Pediatric surgery mortality is higher in low-volume hospitals
November 19, 2025
Summary: Pediatric patients had lower postoperative mortality if they lived in well-off neighborhoods and if they got their care in high-volume hospitals.
Mean in-hospital postop mortality by neighborhood opportunity level
Tay, et al JAMA Network Open November 12, 2025 “Opportunity level” is the inverse of a deprivation score, so that residents of low opportunity neighborhoods have low incomes and residents of high opportunity neighborhoods have high incomes.
Death of children in the postoperative period is rare in the United States, but new published evidence shows substantial disparities in mortality risk.
Researchers reviewed a database of almost one million surgeries performed on children 18 or younger (average age 6) from 2012-2024; they determined risk-adjusted mortality rates, and correlated these to the child’s residential zip code. They found that children who lived in zip codes that had lower “opportunity levels” were more likely to die during a surgical hospitalization.
Hospitals that had higher surgery volume had lower rates of mortality for children regardless of the opportunity level of their zip code. However, children from the lowest opportunity zip codes had a higher risk of death even when they were treated at high volume hospitals compared to children who lived in the highest opportunity zip codes.

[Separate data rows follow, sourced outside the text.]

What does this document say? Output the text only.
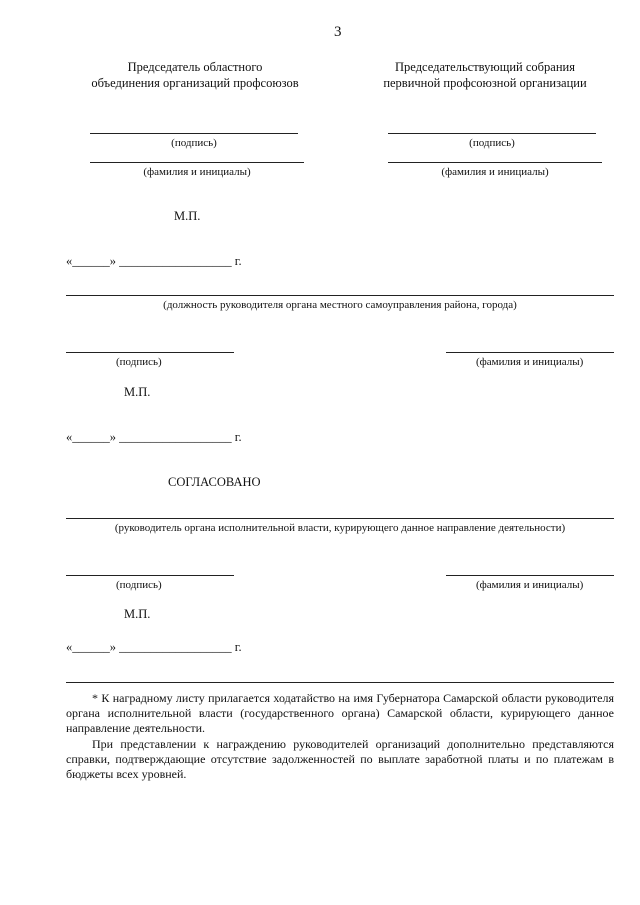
3
Председатель областного
объединения организаций профсоюзов
Председательствующий собрания
первичной профсоюзной организации
(подпись)
(фамилия и инициалы)
(подпись)
(фамилия и инициалы)
М.П.
«______» __________________ г.
(должность руководителя органа местного самоуправления района, города)
(подпись)	(фамилия и инициалы)
М.П.
«______» __________________ г.
СОГЛАСОВАНО
(руководитель органа исполнительной власти, курирующего данное направление деятельности)
(подпись)	(фамилия и инициалы)
М.П.
«______» __________________ г.

* К наградному листу прилагается ходатайство на имя Губернатора Самарской области руководителя органа исполнительной власти (государственного органа) Самарской области, курирующего данное направление деятельности.

При представлении к награждению руководителей организаций дополнительно представляются справки, подтверждающие отсутствие задолженностей по выплате заработной платы и по платежам в бюджеты всех уровней.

Time trends in postoperative mortality by neighborhood opportunity level
Tay, et al JAMA Network Open November 12, 2025
The second graphic demonstrates that overall rates of pediatric postoperative mortality (dotted black line) declined from 2012-2024.
Implications for employers:
Employers should be cautious of narrow network plans that exclude high volume pediatric hospitals.
This is a special challenge because there is rarely competition among children’s hospitals, and they often have the highest allowable rates in the community.
This demonstrates the importance of adjusting for sociodemographics when determining facility mortality rates.